Skills worth reclaiming might look like:
🍞 Food and Kitchen:
Baking bread without a machine
Cooking from scratch with basic ingredients
Preserving food through canning, drying, or fermenting
Foraging for wild foods safely
Growing and saving seeds from heirloom gardens
🛠️ Home and Repair:
Mending clothes and sewing simple projects
Basic carpentry and home repairs
Sharpening knives and tools
Repairing furniture or reupholstering worn pieces
🪴 Garden and Land:
Composting and nurturing soil
Raising backyard chickens or small livestock
Managing water conservation naturally
Understanding herbal remedies and simple natural medicine
🮺 Household Arts:
Washing laundry by hand when needed
Knitting, crocheting, or quilting
Making soap, candles, or household cleaners from scratch
🛡️ Community and Soft Skills:
Bartering fairly and building local trust
Teaching others through mentorship and example
Offering hospitality with open hands and simple meals
Holding traditions and stories to pass along wisdom
We don’t have to master every skill.
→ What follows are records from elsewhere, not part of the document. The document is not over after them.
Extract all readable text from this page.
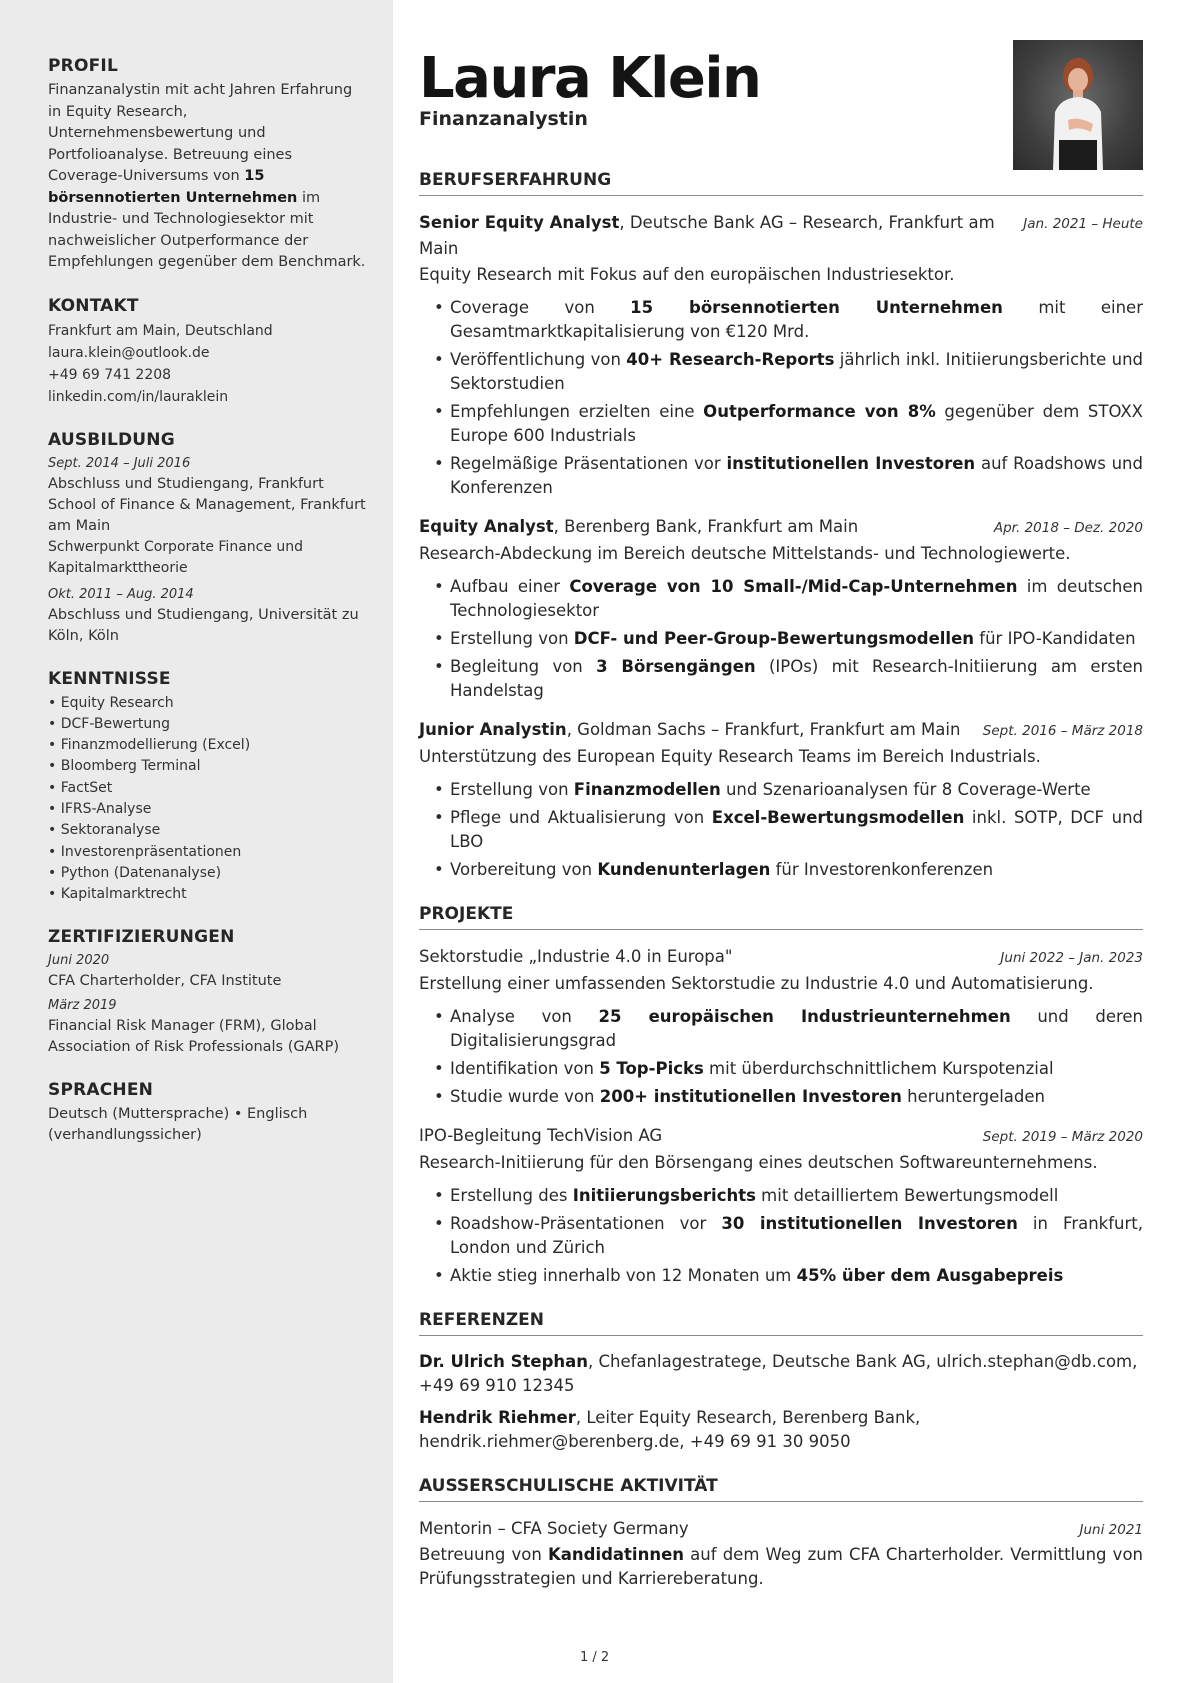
PROFIL

Finanzanalystin mit acht Jahren Erfahrung in Equity Research, Unternehmensbewertung und Portfolioanalyse. Betreuung eines Coverage-Universums von 15 börsennotierten Unternehmen im Industrie- und Technologiesektor mit nachweislicher Outperformance der Empfehlungen gegenüber dem Benchmark.

KONTAKT
Frankfurt am Main, Deutschland
laura.klein@outlook.de
+49 69 741 2208
linkedin.com/in/lauraklein
AUSBILDUNG
Sept. 2014 – Juli 2016
Abschluss und Studiengang, Frankfurt School of Finance & Management, Frankfurt am Main
Schwerpunkt Corporate Finance und Kapitalmarkttheorie
Okt. 2011 – Aug. 2014
Abschluss und Studiengang, Universität zu Köln, Köln
KENNTNISSE
• Equity Research
• DCF-Bewertung
• Finanzmodellierung (Excel)
• Bloomberg Terminal
• FactSet
• IFRS-Analyse
• Sektoranalyse
• Investorenpräsentationen
• Python (Datenanalyse)
• Kapitalmarktrecht
ZERTIFIZIERUNGEN
Juni 2020
CFA Charterholder, CFA Institute
März 2019
Financial Risk Manager (FRM), Global Association of Risk Professionals (GARP)
SPRACHEN
Deutsch (Muttersprache) • Englisch (verhandlungssicher)
Laura Klein
Finanzanalystin
BERUFSERFAHRUNG
Senior Equity Analyst, Deutsche Bank AG – Research, Frankfurt am Main
Jan. 2021 – Heute
Equity Research mit Fokus auf den europäischen Industriesektor.
• Coverage von 15 börsennotierten Unternehmen mit einer Gesamtmarktkapitalisierung von €120 Mrd.
• Veröffentlichung von 40+ Research-Reports jährlich inkl. Initiierungsberichte und Sektorstudien
• Empfehlungen erzielten eine Outperformance von 8% gegenüber dem STOXX Europe 600 Industrials
• Regelmäßige Präsentationen vor institutionellen Investoren auf Roadshows und Konferenzen
Equity Analyst, Berenberg Bank, Frankfurt am Main	Apr. 2018 – Dez. 2020
Research-Abdeckung im Bereich deutsche Mittelstands- und Technologiewerte.
• Aufbau einer Coverage von 10 Small-/Mid-Cap-Unternehmen im deutschen Technologiesektor
• Erstellung von DCF- und Peer-Group-Bewertungsmodellen für IPO-Kandidaten
• Begleitung von 3 Börsengängen (IPOs) mit Research-Initiierung am ersten Handelstag
Junior Analystin, Goldman Sachs – Frankfurt, Frankfurt am Main	Sept. 2016 – März 2018
Unterstützung des European Equity Research Teams im Bereich Industrials.
• Erstellung von Finanzmodellen und Szenarioanalysen für 8 Coverage-Werte
• Pflege und Aktualisierung von Excel-Bewertungsmodellen inkl. SOTP, DCF und LBO
• Vorbereitung von Kundenunterlagen für Investorenkonferenzen
PROJEKTE
Sektorstudie „Industrie 4.0 in Europa"	Juni 2022 – Jan. 2023
Erstellung einer umfassenden Sektorstudie zu Industrie 4.0 und Automatisierung.
• Analyse von 25 europäischen Industrieunternehmen und deren Digitalisierungsgrad
• Identifikation von 5 Top-Picks mit überdurchschnittlichem Kurspotenzial
• Studie wurde von 200+ institutionellen Investoren heruntergeladen
IPO-Begleitung TechVision AG	Sept. 2019 – März 2020
Research-Initiierung für den Börsengang eines deutschen Softwareunternehmens.
• Erstellung des Initiierungsberichts mit detailliertem Bewertungsmodell
• Roadshow-Präsentationen vor 30 institutionellen Investoren in Frankfurt, London und Zürich
• Aktie stieg innerhalb von 12 Monaten um 45% über dem Ausgabepreis
REFERENZEN
Dr. Ulrich Stephan, Chefanlagestratege, Deutsche Bank AG, ulrich.stephan@db.com, +49 69 910 12345
Hendrik Riehmer, Leiter Equity Research, Berenberg Bank, hendrik.riehmer@berenberg.de, +49 69 91 30 9050
AUSSERSCHULISCHE AKTIVITÄT
Mentorin – CFA Society Germany	Juni 2021
Betreuung von Kandidatinnen auf dem Weg zum CFA Charterholder. Vermittlung von Prüfungsstrategien und Karriereberatung.
1 / 2
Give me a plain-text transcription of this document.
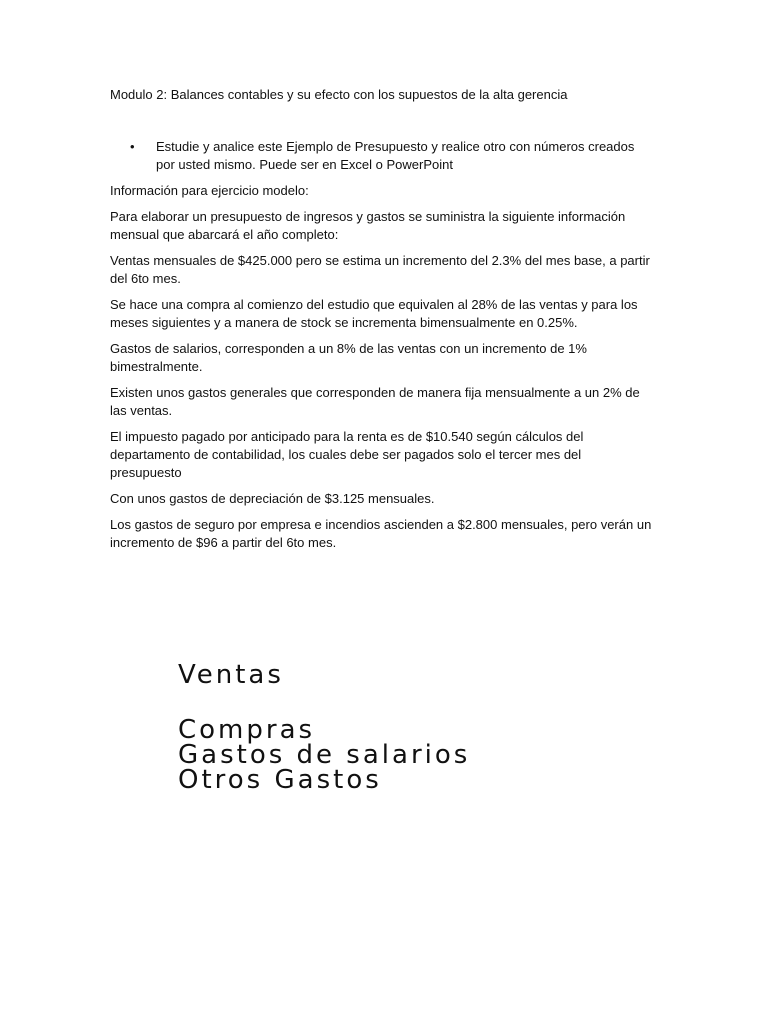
Modulo 2: Balances contables y su efecto con los supuestos de la alta gerencia
• Estudie y analice este Ejemplo de Presupuesto y realice otro con números creados por usted mismo. Puede ser en Excel o PowerPoint

Información para ejercicio modelo:

Para elaborar un presupuesto de ingresos y gastos se suministra la siguiente información mensual que abarcará el año completo:

Ventas mensuales de $425.000 pero se estima un incremento del 2.3% del mes base, a partir del 6to mes.

Se hace una compra al comienzo del estudio que equivalen al 28% de las ventas y para los meses siguientes y a manera de stock se incrementa bimensualmente en 0.25%.

Gastos de salarios, corresponden a un 8% de las ventas con un incremento de 1% bimestralmente.

Existen unos gastos generales que corresponden de manera fija mensualmente a un 2% de las ventas.

El impuesto pagado por anticipado para la renta es de $10.540 según cálculos del departamento de contabilidad, los cuales debe ser pagados solo el tercer mes del presupuesto

Con unos gastos de depreciación de $3.125 mensuales.

Los gastos de seguro por empresa e incendios ascienden a $2.800 mensuales, pero verán un incremento de $96 a partir del 6to mes.

Ventas
Compras
Gastos de salarios
Otros Gastos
We don’t have to live off-grid or become survivalists.
🌿 We simply need to remember that tending a few small, ordinary skills — patiently, faithfully, lovingly — weaves resilience into the fabric of home and community.
Each skill we reclaim is a thread pulled back into the tapestry of an extraordinary ordinary life.
🌿 A Gentle Invitation
I'm not saying we all need to move off-grid or grow wheat fields to survive.
But maybe — just maybe — we could start learning again.
Maybe we could reverse engineer the life we want from the fragments of the one we have.
Maybe we could each pick one small skill and tuck it into our hands and hearts this year.
Learn to bake the bread. Learn to fix the torn pocket. Learn to grow the herbs. Learn to knit the baby blanket. Learn to sew the button back on. Learn to patch the hole in the jeans. Learn to tighten the wobbly leg on the chair. Learn to repair the car (or at least the simple things). Learn to replace the worn-out upholstery. Learn to repurpose the old dresser into something new.
Not because we're afraid. Not because we're aiming for self-sufficiency perfection. But because we are reclaiming the beautiful, wide, ordinary wisdom that was never meant to be lost.
Because skills are resilience. Because stewardship is strength. Because ordinary life — tended with love — is still extraordinary.